The Nahua calli of ancient Mexico: household, family, and gender
©Robert McCaa (rmccaa@tc.umn.edu)
posted August 27, 1999
Department of History, University of Minnesota

Household and Family in Past Time
Palma de Mallorca, September 9-11, 1999


Abstract.The Nahua (Aztec) of ancient Mexico lived in large, multiple family households (calli). High mortality was no obstacle to household complexity for the Nahua, whose life expectancy was probably worse than any seen in Europe since the Black Death. Patriarchy, child marriage and a system of joint-compound bilateral co-residence gave rise to more complex households than even the "classical family of Western nostalgia." The subordination of women to male patriarchs was extensive. Most girls were married (cohabiting) before the age of puberty. Childless couples rarely attained headship. Neither polygamy nor abandonment was widespread, but their significance for gender oppression should not be denied. Widowhood offered new opportunities for companionship, but only for men.

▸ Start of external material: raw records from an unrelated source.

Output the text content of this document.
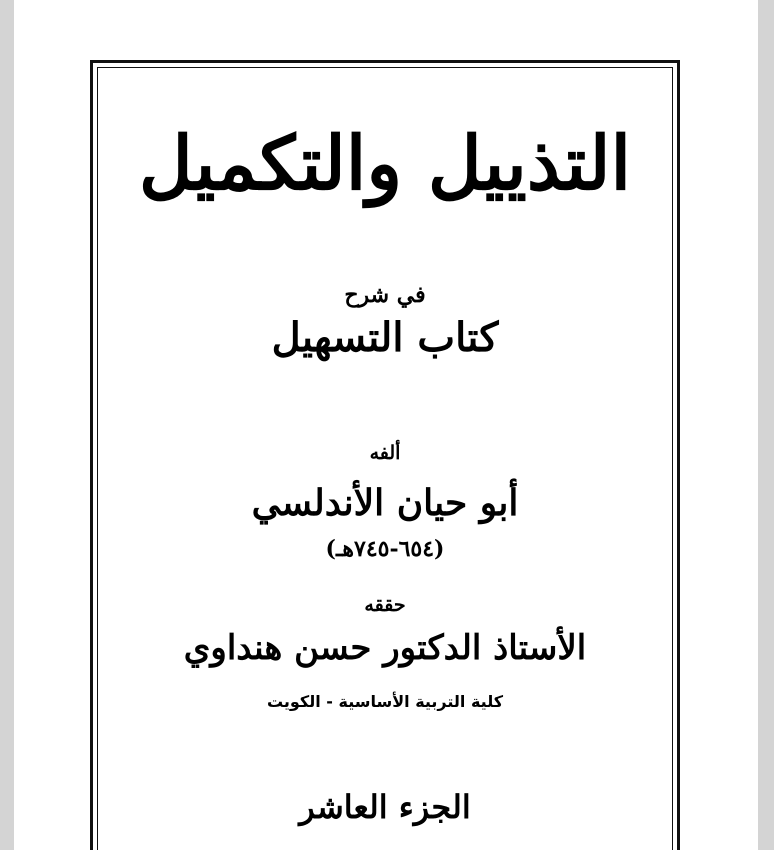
التذييل والتكميل
في شرح
كتاب التسهيل
ألفه
أبو حيان الأندلسي
(٦٥٤-٧٤٥هـ)
حققه
الأستاذ الدكتور حسن هنداوي
كلية التربية الأساسية - الكويت
الجزء العاشر
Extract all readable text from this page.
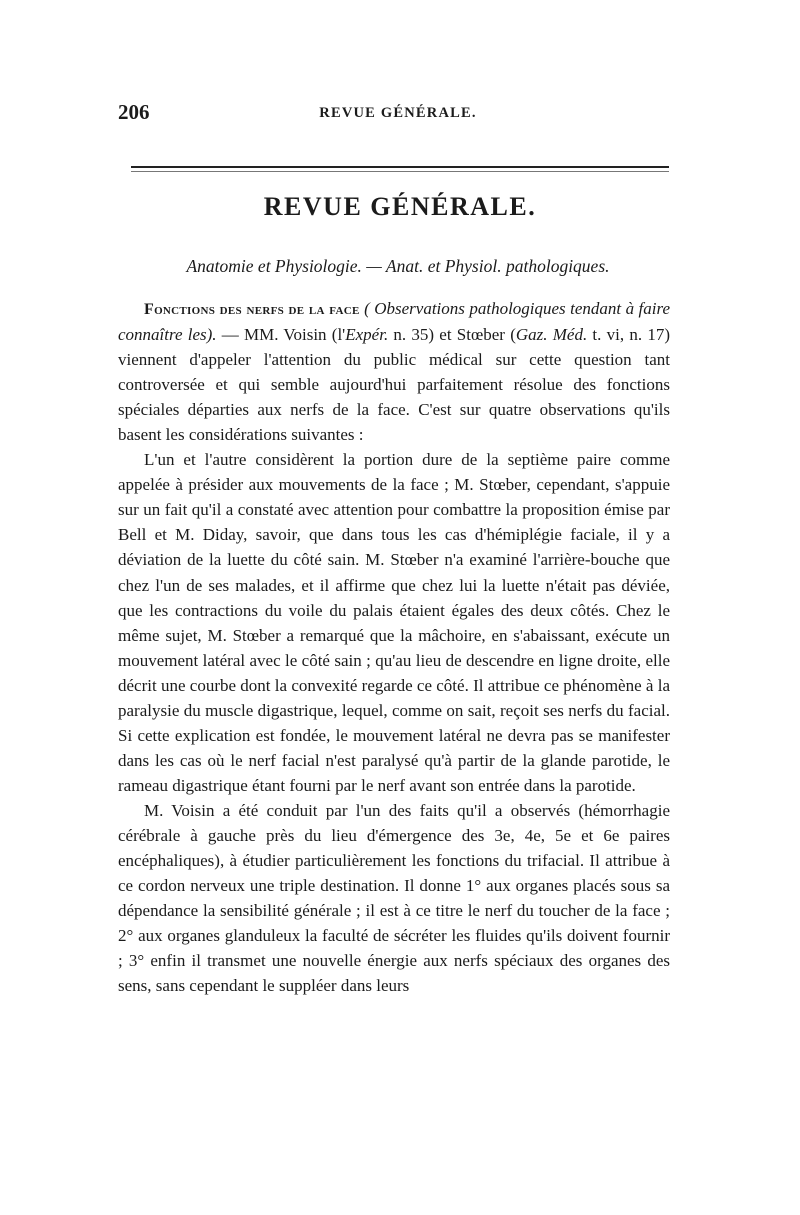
206	REVUE GÉNÉRALE.
REVUE GÉNÉRALE.
Anatomie et Physiologie. — Anat. et Physiol. pathologiques.

Fonctions des nerfs de la face ( Observations pathologiques tendant à faire connaître les). — MM. Voisin (l'Expér. n. 35) et Stœber (Gaz. Méd. t. vi, n. 17) viennent d'appeler l'attention du public médical sur cette question tant controversée et qui semble aujourd'hui parfaitement résolue des fonctions spéciales départies aux nerfs de la face. C'est sur quatre observations qu'ils basent les considérations suivantes :

L'un et l'autre considèrent la portion dure de la septième paire comme appelée à présider aux mouvements de la face ; M. Stœber, cependant, s'appuie sur un fait qu'il a constaté avec attention pour combattre la proposition émise par Bell et M. Diday, savoir, que dans tous les cas d'hémiplégie faciale, il y a déviation de la luette du côté sain. M. Stœber n'a examiné l'arrière-bouche que chez l'un de ses malades, et il affirme que chez lui la luette n'était pas déviée, que les contractions du voile du palais étaient égales des deux côtés. Chez le même sujet, M. Stœber a remarqué que la mâchoire, en s'abaissant, exécute un mouvement latéral avec le côté sain ; qu'au lieu de descendre en ligne droite, elle décrit une courbe dont la convexité regarde ce côté. Il attribue ce phénomène à la paralysie du muscle digastrique, lequel, comme on sait, reçoit ses nerfs du facial. Si cette explication est fondée, le mouvement latéral ne devra pas se manifester dans les cas où le nerf facial n'est paralysé qu'à partir de la glande parotide, le rameau digastrique étant fourni par le nerf avant son entrée dans la parotide.

M. Voisin a été conduit par l'un des faits qu'il a observés (hémorrhagie cérébrale à gauche près du lieu d'émergence des 3e, 4e, 5e et 6e paires encéphaliques), à étudier particulièrement les fonctions du trifacial. Il attribue à ce cordon nerveux une triple destination. Il donne 1° aux organes placés sous sa dépendance la sensibilité générale ; il est à ce titre le nerf du toucher de la face ; 2° aux organes glanduleux la faculté de sécréter les fluides qu'ils doivent fournir ; 3° enfin il transmet une nouvelle énergie aux nerfs spéciaux des organes des sens, sans cependant le suppléer dans leurs
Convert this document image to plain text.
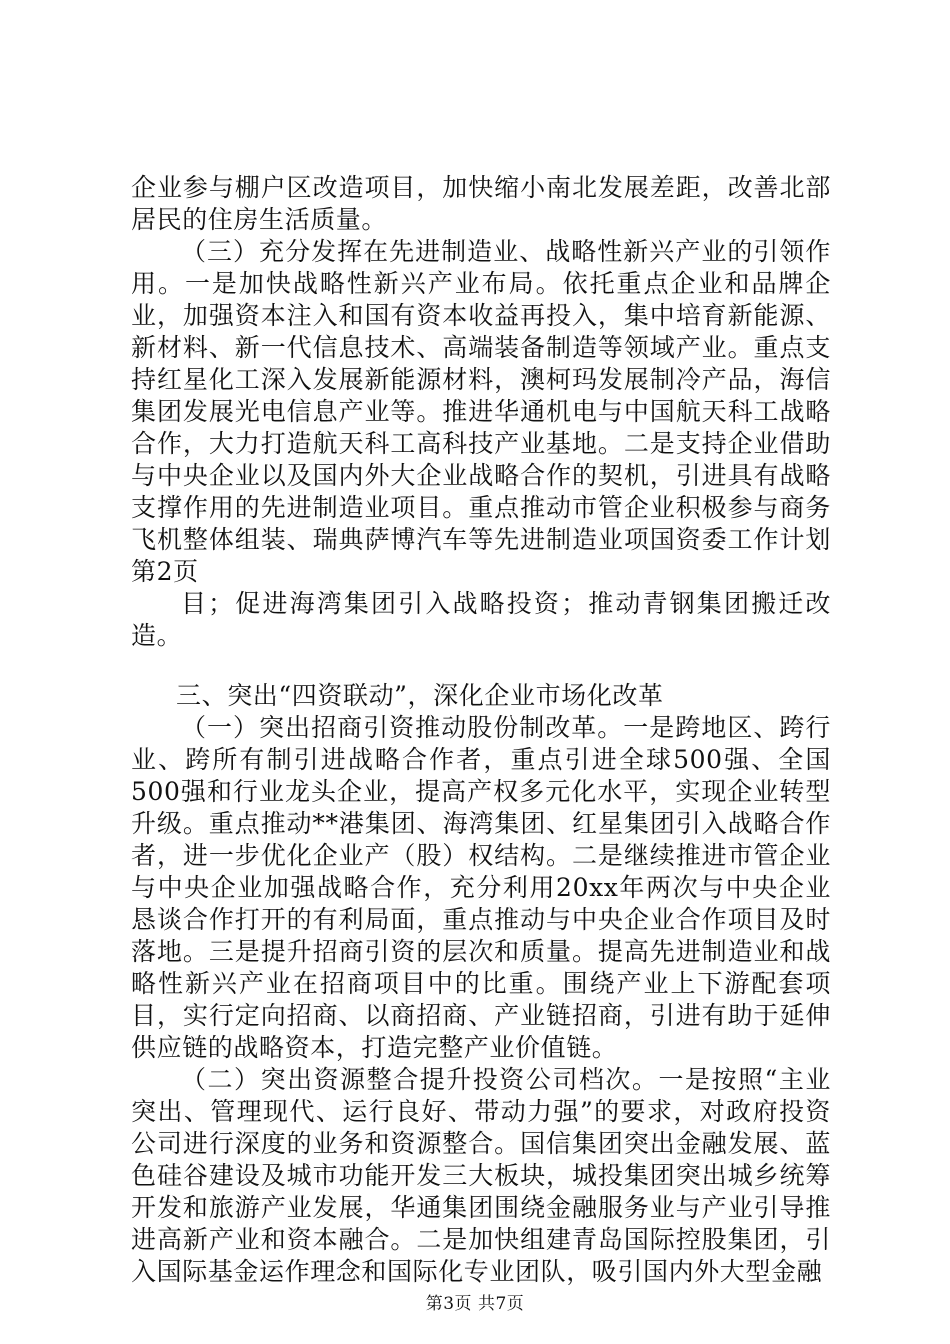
企业参与棚户区改造项目，加快缩小南北发展差距，改善北部居民的住房生活质量。

（三）充分发挥在先进制造业、战略性新兴产业的引领作用。一是加快战略性新兴产业布局。依托重点企业和品牌企业，加强资本注入和国有资本收益再投入，集中培育新能源、新材料、新一代信息技术、高端装备制造等领域产业。重点支持红星化工深入发展新能源材料，澳柯玛发展制冷产品，海信集团发展光电信息产业等。推进华通机电与中国航天科工战略合作，大力打造航天科工高科技产业基地。二是支持企业借助与中央企业以及国内外大企业战略合作的契机，引进具有战略支撑作用的先进制造业项目。重点推动市管企业积极参与商务飞机整体组装、瑞典萨博汽车等先进制造业项国资委工作计划第2页

目；促进海湾集团引入战略投资；推动青钢集团搬迁改造。

三、突出“四资联动”，深化企业市场化改革

（一）突出招商引资推动股份制改革。一是跨地区、跨行业、跨所有制引进战略合作者，重点引进全球500强、全国500强和行业龙头企业，提高产权多元化水平，实现企业转型升级。重点推动**港集团、海湾集团、红星集团引入战略合作者，进一步优化企业产（股）权结构。二是继续推进市管企业与中央企业加强战略合作，充分利用20xx年两次与中央企业恳谈合作打开的有利局面，重点推动与中央企业合作项目及时落地。三是提升招商引资的层次和质量。提高先进制造业和战略性新兴产业在招商项目中的比重。围绕产业上下游配套项目，实行定向招商、以商招商、产业链招商，引进有助于延伸供应链的战略资本，打造完整产业价值链。

（二）突出资源整合提升投资公司档次。一是按照“主业突出、管理现代、运行良好、带动力强”的要求，对政府投资公司进行深度的业务和资源整合。国信集团突出金融发展、蓝色硅谷建设及城市功能开发三大板块，城投集团突出城乡统筹开发和旅游产业发展，华通集团围绕金融服务业与产业引导推进高新产业和资本融合。二是加快组建青岛国际控股集团，引入国际基金运作理念和国际化专业团队，吸引国内外大型金融

第3页 共7页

For widows, remarriage was infrequent; subordination to a male relative was almost inevitable. In modern Mexico, few remnants of this pre-Hispanic household system remain. According to the 1990 census, fewer than 10% of Mexicans live as extended kin or as non-relatives, even in rural Morelos where four centuries ago the compound family was common. The few modern examples of multiple family households tend to be Hispanic-like virilocal, patrilineal stem families.